You have to applaud Karl Lagerfeld's sheer audacity. It's one thing to dress women in 21st-century cycling shorts and geometric prints (as he did in his spring/summer 2006 collection), but to dress women in manly clothes, as he did at his latest Paris collection? Now that's in a whole other league of fashion boundarypushing altogether.

The snow-haired Chanel designer sent models for his autumn/winter 2006-2007 show down the catwalk in his trademark cravats and frilly shirts. Jackets were tight and tailored, skirts short and trousers billowy. But the colour palette was limited to black and white and, though there was lace in abundance, the models looked as though they were wearing Lagerfeld's own iconic wardrobe, only with a couple of dresses thrown in for good measure.

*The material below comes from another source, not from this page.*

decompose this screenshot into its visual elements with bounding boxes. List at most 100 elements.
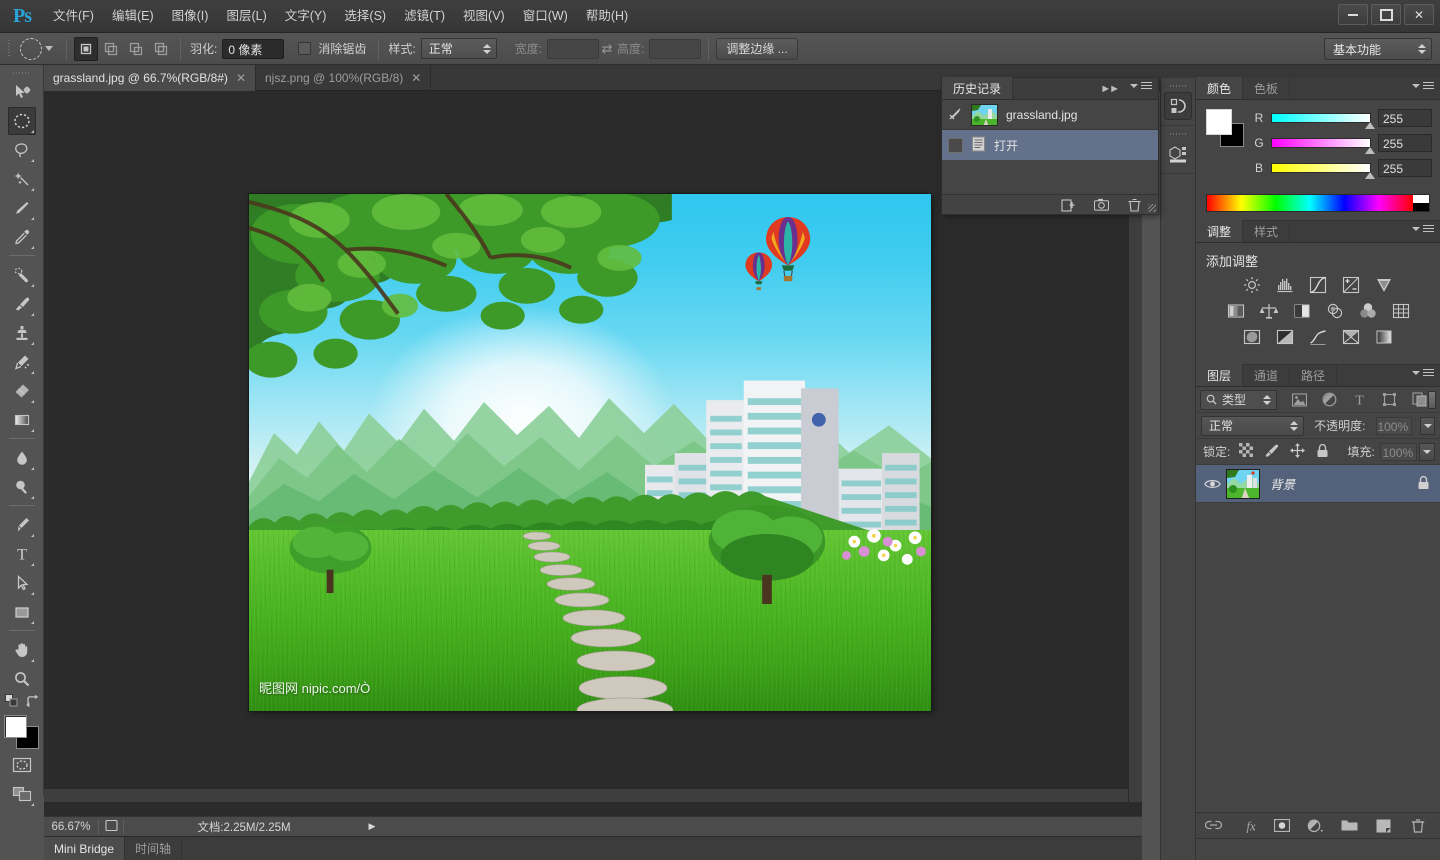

And Chanel isn't the only label trying to make ladies look more like well-groomed gentlemen. This season, British designer Alexander McQueen - a regular offender when it comes to dressing ladies in a masculine manner - has created a soft tuxedo shape complete with plunging neckline and cropped riding jacket, while Marc Jacobs, a one-man barometer of all things cool, showed a black tux with satin lapels and high-waisted trousers.

Of course, ladies dressing like men isn't exactly unheard of. The grandaddy of designers, Yves Saint Laurent, unveiled the first women's tuxedo suit, Le Smoking (pictured), in 1966, prompting an androgynous revolution which gripped the imagination of fashion intellectuals for decades. Think Angelica Huston looking fabulous during her Jack Nicholson days.

In the 1980s the masculine look was hijacked by iron-willed career women who thought dressing like men with shoulder pads might help net them manly six-figure salaries. Calvin Klein also had a bash at androgyny in the 1990s, but the look was more about flat chested teenagers with boyish haircuts and minimal make-up.

The current look, though, has nothing to with androgyny proper. Lagerfeld et al aren't trying to cajole women into looking like men, they just want them to dress like them. That means long and flowing hair is most definitely in, as are sultry make-up, just the right amount of cleavage and heels as high as the Empire State Building.

Overall, the look is covertly sexual. Jacobs styled figure-hugging tuxedos with nothing underneath but a fabric belt and a discreet silver necklace, while McQueen opted for barely-there blouses with plunging necklines and just a little frill around the edges.

Fashion is still celebrating everything feminine at the moment and, however odd it seems, the new gender-bending trend is very much part of this look. Designers may be borrowing items from the stereotypical male wardrobe, but they are styling them with a large dollop of girlie prettiness. The message? While out shopping this spring look out for black trousers, black skirts, black dresses and that all-important black tuxedo jacket. White might well be the "in" colour of the season, but all real ladies know that you can only really cut a dash in black. Paired with a frilly feminine top, of course.